In Boccaccio’s tale, Pampinea and her friends meet one Tuesday morning and decide to flee to the country for two weeks and devote ten days exclusively to storytelling. By doing so, they hope to create a separate life for themselves, away from the tragedy that was Florence. They fabricate a liminal time and space (from limen, Latin for “threshold”) where their creations in the form of stories and daily rituals restore some of the order that had been lost. It is the dawn of a new world, and their storytelling is unlike any that has preceded it.

The group selects four themes to organize their tales: Intelligence, Fortune, Desire, and Magnanimity.

Intelligence in this sense is the ability to deal with the pressures and constraints of society. The actors in the stories must use their wits to overcome the barriers that society has constructed around them.

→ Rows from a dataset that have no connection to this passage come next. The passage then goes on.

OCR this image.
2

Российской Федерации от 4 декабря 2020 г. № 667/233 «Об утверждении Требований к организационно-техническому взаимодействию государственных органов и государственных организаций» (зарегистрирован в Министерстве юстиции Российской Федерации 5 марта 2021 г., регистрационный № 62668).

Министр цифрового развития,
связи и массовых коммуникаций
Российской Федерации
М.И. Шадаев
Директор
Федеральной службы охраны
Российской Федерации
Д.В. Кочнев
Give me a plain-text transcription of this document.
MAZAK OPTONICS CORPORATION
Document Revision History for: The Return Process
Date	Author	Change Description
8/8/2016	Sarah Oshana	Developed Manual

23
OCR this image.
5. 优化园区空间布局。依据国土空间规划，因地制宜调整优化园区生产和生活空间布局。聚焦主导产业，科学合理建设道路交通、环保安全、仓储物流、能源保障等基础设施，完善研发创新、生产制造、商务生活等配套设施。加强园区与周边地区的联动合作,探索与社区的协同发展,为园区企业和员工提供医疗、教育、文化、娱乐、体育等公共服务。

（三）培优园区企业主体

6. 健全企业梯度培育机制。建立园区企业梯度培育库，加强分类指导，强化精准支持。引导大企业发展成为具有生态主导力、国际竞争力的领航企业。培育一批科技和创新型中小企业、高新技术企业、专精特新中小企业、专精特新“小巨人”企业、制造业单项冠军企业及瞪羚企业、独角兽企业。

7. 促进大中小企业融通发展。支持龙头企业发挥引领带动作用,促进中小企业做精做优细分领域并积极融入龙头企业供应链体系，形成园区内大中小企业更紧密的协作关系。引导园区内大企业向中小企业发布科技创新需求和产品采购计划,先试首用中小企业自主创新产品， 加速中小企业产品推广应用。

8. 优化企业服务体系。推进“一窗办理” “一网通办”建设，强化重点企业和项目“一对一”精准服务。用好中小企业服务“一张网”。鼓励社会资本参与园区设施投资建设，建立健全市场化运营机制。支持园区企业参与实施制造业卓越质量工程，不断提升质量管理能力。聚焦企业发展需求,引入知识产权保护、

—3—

In pre-Plague Florence, Fortune is God’s servant, but in The Decameron, fortune is secular, and it is intelligence that must thwart fortune when it turns against the individual.

Boccaccio’s stories, many of which are carnal in nature, have sexual Desire as themes.

The church had taken a firm stand against such passions, but their influence had disappeared with the many clergy who had succumbed to the disease.  Many of the tales portray desire as fulfilling, such as when a couple lives happily ever after, yet others show that desires can just as easily deceive and be exploited for ill use.

Boccaccio makes the point that given that there is a Heaven and a Hell, reality is somewhere in the middle.

The final theme expressed in the tales is Magnanimity, portrayed as generosity and compassion, yet even such redeeming virtues are not always what they seem. By the end we are amused, but also disconcerted. Ideals may be sought after but reality is different, and we find ourselves caught between the two.

In today’s context, the stories — some truly bizarre, some wonderful — take on an unusual hue if only because we know intimately what is being written about. We’re there.

Some thoughts that are worth considering:

Although horrible to contemplate and experience, plagues, pestilence, and sickness are finite matters.

Boccaccio survived and stood along with Petrarch, his friend, at the dawn of a new age of humanism, later to become The Renaissance. Had it not been for the deaths and the winnowing of society at all social levels during the Black Death, the individual would never have gained the importance and respect he or she acquired in later years.

Today, we stand at a similar threshold to Boccaccio, at the liminal point of something new and different. Because of that, we must consider what he has to say.